Against Therapy
- First edition
- Author: Jeffrey Moussaieff Masson
- Language: English
- Subject: Psychotherapy
- Publisher: Common Courage Press
- Publication date: 1988
- Publication place: United States
- Media type: Print (hard and paperback)
- Pages: 340
- ISBN: 1-56751-022-1

= Against Therapy =

1988 book by Jeffrey Moussaieff Masson

Against Therapy: Emotional Tyranny and the Myth of Psychological Healing is a 1988 book by author Jeffrey Moussaieff Masson, in which the author argues against the practice of psychotherapy. The work was criticized by reviewers.

==Summary==
Masson argues that psychotherapy is a form of socially sanctioned abuse.

Masson argues that therapists ask patients to do more than is reasonably possible, they "distort another person's reality" to try to change people in ways that conform to the therapist's concepts and prejudices.

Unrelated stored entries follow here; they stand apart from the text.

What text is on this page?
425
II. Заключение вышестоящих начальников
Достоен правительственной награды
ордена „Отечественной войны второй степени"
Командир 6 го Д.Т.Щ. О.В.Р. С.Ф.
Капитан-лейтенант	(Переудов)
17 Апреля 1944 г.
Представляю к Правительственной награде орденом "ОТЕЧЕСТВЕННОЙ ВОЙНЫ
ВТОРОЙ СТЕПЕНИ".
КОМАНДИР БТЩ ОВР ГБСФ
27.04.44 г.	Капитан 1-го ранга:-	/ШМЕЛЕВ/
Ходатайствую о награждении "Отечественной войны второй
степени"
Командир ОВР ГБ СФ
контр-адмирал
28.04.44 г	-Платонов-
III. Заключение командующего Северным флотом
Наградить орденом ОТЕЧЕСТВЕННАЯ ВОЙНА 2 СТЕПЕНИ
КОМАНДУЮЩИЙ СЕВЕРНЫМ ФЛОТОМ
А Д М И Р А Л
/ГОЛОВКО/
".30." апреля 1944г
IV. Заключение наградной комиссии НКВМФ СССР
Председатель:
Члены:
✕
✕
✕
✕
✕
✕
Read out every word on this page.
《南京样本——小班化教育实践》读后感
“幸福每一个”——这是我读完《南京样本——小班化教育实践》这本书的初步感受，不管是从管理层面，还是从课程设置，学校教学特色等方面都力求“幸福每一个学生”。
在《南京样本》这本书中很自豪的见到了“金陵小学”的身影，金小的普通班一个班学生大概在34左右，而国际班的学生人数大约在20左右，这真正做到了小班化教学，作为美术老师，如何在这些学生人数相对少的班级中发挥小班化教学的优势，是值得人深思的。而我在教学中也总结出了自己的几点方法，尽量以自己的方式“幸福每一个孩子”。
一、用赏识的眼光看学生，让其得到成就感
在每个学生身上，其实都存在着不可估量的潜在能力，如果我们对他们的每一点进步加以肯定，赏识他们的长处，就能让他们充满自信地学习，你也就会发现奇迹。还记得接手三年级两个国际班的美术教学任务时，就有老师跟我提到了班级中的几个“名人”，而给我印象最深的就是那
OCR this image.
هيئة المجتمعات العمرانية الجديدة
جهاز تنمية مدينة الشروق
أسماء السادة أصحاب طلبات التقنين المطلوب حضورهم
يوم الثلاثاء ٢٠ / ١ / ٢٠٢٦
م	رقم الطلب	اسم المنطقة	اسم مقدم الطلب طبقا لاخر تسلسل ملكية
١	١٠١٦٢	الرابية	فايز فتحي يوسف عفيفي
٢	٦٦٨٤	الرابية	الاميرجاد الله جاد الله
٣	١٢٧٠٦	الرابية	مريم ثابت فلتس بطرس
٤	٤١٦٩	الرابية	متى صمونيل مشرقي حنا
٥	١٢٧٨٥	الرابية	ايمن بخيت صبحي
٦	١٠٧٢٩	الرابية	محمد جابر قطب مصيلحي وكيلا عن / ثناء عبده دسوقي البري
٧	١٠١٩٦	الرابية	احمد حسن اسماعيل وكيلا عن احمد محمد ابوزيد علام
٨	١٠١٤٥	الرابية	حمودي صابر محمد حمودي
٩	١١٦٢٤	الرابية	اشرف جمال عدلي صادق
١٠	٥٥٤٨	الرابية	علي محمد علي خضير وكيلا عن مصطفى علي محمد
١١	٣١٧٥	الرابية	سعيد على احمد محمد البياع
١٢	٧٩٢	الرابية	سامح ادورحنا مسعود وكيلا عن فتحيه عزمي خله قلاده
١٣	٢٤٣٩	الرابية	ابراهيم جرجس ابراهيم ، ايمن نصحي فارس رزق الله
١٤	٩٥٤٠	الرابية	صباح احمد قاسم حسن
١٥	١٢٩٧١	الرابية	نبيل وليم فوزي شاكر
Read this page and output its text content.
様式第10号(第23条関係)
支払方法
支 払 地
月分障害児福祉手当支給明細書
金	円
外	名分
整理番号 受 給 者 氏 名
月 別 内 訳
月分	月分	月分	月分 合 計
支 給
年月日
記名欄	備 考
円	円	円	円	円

Therapists are, in Masson's opinion, inevitably corrupted by power and "abuse of one form or another is built into the very fabric of psychotherapy". He gives an example of a therapist who used his "insensitivity, historical bewilderment, and general incomprehension" as "weapons with which he punish [a] woman for not viewing the universe the way he did".

He argues that therapists impose an internal understanding of people's problems, refusing to help a patient reach an external understanding of the world citing the example of psychiatry's failure to acknowledge the existence of sexual abuse of children.

Masson explores Carl Jung's relationship with the Nazi party and argues that the interpretation of dreams by therapists used by Jung could impose an interpretation of their wishes on an individual giving the example of a female patient whose dreams Jung interpreted as a secret desire to marry.

Of Rogerian psychotherapy, Masson argues that the theory is inconsistent because the therapeutic relationship prevents real connection and therefore the empathy that it claims is necessary for effective therapy, because the therapist is not in any way invested in the relationship. He points out that in his later work with committed patients diagnosed with schizophrenia, the patients were compelled to engage in therapy, which is at odds with the principles of client-centered voluntary exploration in therapy.

He concludes by arguing that therapy has a lack of interest in social injustice, that the training process can act as a form of social indoctrination arguing that psychiatry is fundamentally unreformable.

==Reception==
Time wrote, "Although the author's slash-and-burn style of argument can be entertaining, readers should keep their hands on their wallets. Assertions tend to be sold as established facts." The New York Times argued that "Masson has failed to put a stake through the heart of therapy—in fact, he's greatly missed the mark." Psychiatric Times called Against Therapy "a 'battle cry' for the abolition of psychotherapy".